Daring To be Different

Daring To be Different

Reflections on a Very Small Boy With a Powerful Voice and a Tired Lady Who Would Not Give Up her Seat
This brief article explores the potential tension for Scottish education between its search for innovation and excellence and the higher level of public accountability in which we operate.
Public accountability and external scrutiny are important elements of our system, but fear of criticism and damage to reputation may be encouraging staff to play safe. Individuals risk losing the courage of their convictions and settle for delivering a superficially compliant service that lacks both conviction and depth.  It would be ironic if higher level of public accountability mitigated against our ambition and willingness to take calculated risks to achieve higher goals.
The conclusion that it is better to be safe than adventurous is pernicious.  It limits our individual effectiveness and ability to learn from each other’s innovations with the result that we confine our efforts to replicating what others have already done, rather than thinking our way through the issues and daring to be different.   Why risk reputation and standing to secure a really significant outcome when you can settle for a performance that is described as satisfactory?
The reticence in Scottish education to talk ourselves up is only eclipsed by our reluctance to share our surprises and disappointments.   No wonder some of us are stressed.  On the face of it, no one else’s innovations ever flop and many of the professional colleagues that I meet seem to carry that serene look of inner satisfaction that comes from having perfected the Midas touch.
Wanting to be seen at your best is natural, but the uncomfortable reality is that we learn more from our disappointments than we do from repeating successes.  If we are to be truly world class, our system has to encourage us to share and learn from each other’s disappointments as well as profiling successes. Winston Churchill described courage as the ability to go from failure to failure without losing your enthusiasm.
I suspect that some headteachers  become stressed because, in addition to compensating for the inadequacies of McCrone, they are trying to replicate too many initiatives because they have been highlighted as Best Practice.  Perhaps we spend too little time thinking through the selection and sequencing of planned developments and too much effort trying to add the plates that others are spinning to the ones we are already rotating.
Being able to access examples of best practice is helpful, but Jamie Oliver’s recipes don’t work for me.  I am also bemused as to how James Taylor gets that wonderfully mellow sound because when I sing exactly the same words to his tune, the sound seems disappointing.

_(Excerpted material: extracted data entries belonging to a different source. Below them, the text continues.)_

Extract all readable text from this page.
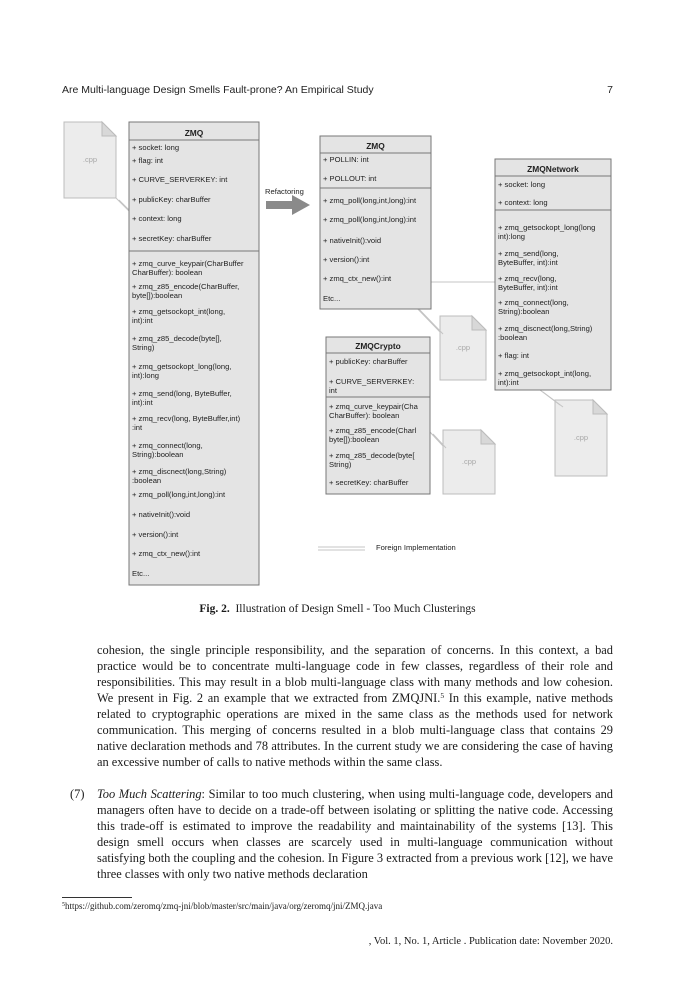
Are Multi-language Design Smells Fault-prone? An Empirical Study	7
.cpp
.cpp
.cpp
.cpp
Refactoring
Foreign Implementation
ZMQ
+ socket: long
+ flag: int
+ CURVE_SERVERKEY: int
+ publicKey: charBuffer
+ context: long
+ secretKey: charBuffer
+ zmq_curve_keypair(CharBuffer
CharBuffer): boolean
+ zmq_z85_encode(CharBuffer,
byte[]):boolean
+ zmq_getsockopt_int(long,
int):int
+ zmq_z85_decode(byte[],
String)
+ zmq_getsockopt_long(long,
int):long
+ zmq_send(long, ByteBuffer,
int):int
+ zmq_recv(long, ByteBuffer,int)
:int
+ zmq_connect(long,
String):boolean
+ zmq_discnect(long,String)
:boolean
+ zmq_poll(long,int,long):int
+ nativeInit():void
+ version():int
+ zmq_ctx_new():int
Etc...
ZMQ
+ POLLIN: int
+ POLLOUT: int
+ zmq_poll(long,int,long):int
+ zmq_poll(long,int,long):int
+ nativeInit():void
+ version():int
+ zmq_ctx_new():int
Etc...
ZMQNetwork
+ socket: long
+ context: long
+ zmq_getsockopt_long(long
int):long
+ zmq_send(long,
ByteBuffer, int):int
+ zmq_recv(long,
ByteBuffer, int):int
+ zmq_connect(long,
String):boolean
+ zmq_discnect(long,String)
:boolean
+ flag: int
+ zmq_getsockopt_int(long,
int):int
ZMQCrypto
+ publicKey: charBuffer
+ CURVE_SERVERKEY:
int
+ zmq_curve_keypair(Cha
CharBuffer): boolean
+ zmq_z85_encode(Charl
byte[]):boolean
+ zmq_z85_decode(byte[
String)
+ secretKey: charBuffer
Fig. 2. Illustration of Design Smell - Too Much Clusterings
cohesion, the single principle responsibility, and the separation of concerns. In this context, a bad practice would be to concentrate multi-language code in few classes, regardless of their role and responsibilities. This may result in a blob multi-language class with many methods and low cohesion. We present in Fig. 2 an example that we extracted from ZMQJNI.$^5$ In this example, native methods related to cryptographic operations are mixed in the same class as the methods used for network communication. This merging of concerns resulted in a blob multi-language class that contains 29 native declaration methods and 78 attributes. In the current study we are considering the case of having an excessive number of calls to native methods within the same class.
(7) Too Much Scattering: Similar to too much clustering, when using multi-language code, developers and managers often have to decide on a trade-off between isolating or splitting the native code. Accessing this trade-off is estimated to improve the readability and maintainability of the systems [13]. This design smell occurs when classes are scarcely used in multi-language communication without satisfying both the coupling and the cohesion. In Figure 3 extracted from a previous work [12], we have three classes with only two native methods declaration
$^5$https://github.com/zeromq/zmq-jni/blob/master/src/main/java/org/zeromq/jni/ZMQ.java
, Vol. 1, No. 1, Article . Publication date: November 2020.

Education involves much more than following a recipe or operating as the educational equivalent of a tribute band.  To do justice to our  role as educators, we have to demonstrate both courage and conviction and be prepared to step out with heart, determined to make a difference. 
You may recall Nkosi Johnson who died on 1st June 2001.  Nkosi was the longest surviving South African child born HIV positive.  This very small boy with soulful eyes captured the hearts of millions of people through his very public campaign to force the South African government to respond to the problem of Aids.  Nkosi had no formal authority, he never attended any leadership seminars, in fact he did not even finish his formal schooling.  However, this very small boy with the powerful voice determined to make a difference. His example underlines the fact that so much of what we can achieve comes from inner conviction and character.
Rosa Parks was much older than Nkosi Johnson when on 1st of December 1955 she challenged the practice of segregation by refusing to move to the back of a bus in Montgomery Alabama.  She could not have known that others would choose to follow her example and that the resultant Montgomery Bus Boycott and ongoing refusal by black people to continue to accept segregation on public transport would give birth to the American Civil Rights Movement.  Recalling the incident, Rosa Parks said:
“People always say that I didn’t give up my seat because I was tired, but that isn’t true.  I was not tired physically.  No, the only tired I was, was tired of giving in.”
Nkosi Johnson and Rosa Parks instinctively knew that the system is the way it is because we allow it to operate that way.  Up until the Montgomery Bus Boycott, segregation existed because the different communities either supported, or tolerated its existence. 
In 1955 Rosa Parks took her stance without the benefit of in-service training or access to examples of best practice in civil disobedience.  Neither she nor the members of the civil rights movement waited for guidance from publications such as “How Good is Our Boycott?” or “Desegregating Journeys to Excellence”.  They knew what needed to be done and determined to make a difference.
Exposure to the ideas around adaptive leadership has convinced me that some friction between different perspectives and competing values is necessary to take forward our professional learning.  However, I also believe that we need to engender a culture where performance information is directed more towards improving than proving our performance. 
Knowing where you are is important because it is a pre-requisite to deciding how to proceed.  However, if we are seeking to develop a culture of innovation and experimentation, we need to be alert to the danger that our anxiety regarding higher public accountability may make us too risk averse.  I look forward to the first seminar which has Blind Alleys and Dead Ends - Lessons Learned as its organising theme.